Four years ago, London Book Fair led the way in author inclusion by creating what then was called its Author Lounge for author-attendees. Its name was later changed to Author HQ, and it’s again part of the fair’s offerings. As we can tell from this year’s programming, one of the tricky parts in the planning of author events is predicting how experienced authors in the HQ area will be. There’s a session defining the roles of agents and publishers, and then there’s one on characterization with a sophisticated craftsman, the author Peter James. There’s a session about the work of the Alliance of Independent Authors (ALLi) and several sessions on self-publishing, some staged by Amazon, a sponsor. In the London model, an author pays a one-time door admission to the fair (£35 if bought in advance) and then has access to the floor, including HQ sessions.

The BEA model, begun three years ago, has always entailed requiring the author to buy a spot in the on-floor offering. This takes the form of a special exhibitor table and chair, costing $1,900. Programming is on an associated stage and presented by sponsoring author-service companies.
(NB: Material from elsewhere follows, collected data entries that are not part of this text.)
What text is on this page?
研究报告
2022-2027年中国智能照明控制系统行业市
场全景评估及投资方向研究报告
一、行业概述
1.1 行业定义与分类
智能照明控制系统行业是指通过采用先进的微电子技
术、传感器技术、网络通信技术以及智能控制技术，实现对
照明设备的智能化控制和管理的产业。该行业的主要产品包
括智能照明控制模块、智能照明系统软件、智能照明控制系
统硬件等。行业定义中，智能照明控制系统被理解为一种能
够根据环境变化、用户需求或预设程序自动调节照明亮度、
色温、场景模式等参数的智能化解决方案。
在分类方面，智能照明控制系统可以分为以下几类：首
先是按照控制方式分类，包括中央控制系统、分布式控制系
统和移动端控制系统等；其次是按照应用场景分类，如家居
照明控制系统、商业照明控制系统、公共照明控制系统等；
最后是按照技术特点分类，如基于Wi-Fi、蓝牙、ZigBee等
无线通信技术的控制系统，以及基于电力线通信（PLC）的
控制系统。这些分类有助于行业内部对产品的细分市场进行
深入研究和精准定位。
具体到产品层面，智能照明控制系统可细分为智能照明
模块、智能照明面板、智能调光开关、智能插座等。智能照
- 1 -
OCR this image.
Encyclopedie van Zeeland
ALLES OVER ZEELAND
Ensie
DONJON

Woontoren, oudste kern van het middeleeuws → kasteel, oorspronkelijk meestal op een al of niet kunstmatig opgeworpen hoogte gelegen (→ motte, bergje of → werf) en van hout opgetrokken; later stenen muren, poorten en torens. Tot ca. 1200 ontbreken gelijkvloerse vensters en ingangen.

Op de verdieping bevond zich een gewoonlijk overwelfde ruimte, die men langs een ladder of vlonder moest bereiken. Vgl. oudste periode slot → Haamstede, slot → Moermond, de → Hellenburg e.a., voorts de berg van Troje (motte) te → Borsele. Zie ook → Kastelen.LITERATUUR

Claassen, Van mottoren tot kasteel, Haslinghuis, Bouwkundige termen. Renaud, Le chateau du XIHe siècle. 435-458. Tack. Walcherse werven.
Table-buying authors are given a fact sheet of information and instructions; the concept is that the author will use his or her table to display books and talk to interested BEA goers about them—plus, an autographing session is included in the deal. During BEA’s public-facing event, BookCon, authors have found they can sign and give away a great many copies of their books.

The Frankfurt option for independent authors is normally a day of programming, usually on the public-opening Saturday after the fair’s official trade days. Things are still being put together for this fall’s fair, so we don’t have details yet.

Bottom line: The perfect model has yet to be found for a meaningful indie author presence at these biggest trade shows. That’s less a function of trade-publishing attitudes than of the dilemma about how to offer value to authors who are working outside traditional channels. The rights centers are not places that indie authors can go, and the dream of being spotted at your BEA table by an acquisitions editor rushing back to her publishing-house pavilion is up there with the dream of having a film producer spot the perfect face in a Los Angeles drugstore. However, there’s much to be learned about how the industry works from seeing it in action in the sales arena of a trade show, so indies most likely to find a good reason to attend are those looking to network and familiarize themselves with the internal workings of the publishing business.

Editor’s note: London Book Fair and Frankfurt Book Fair links are updated annually and will not reflect 2016 conference content.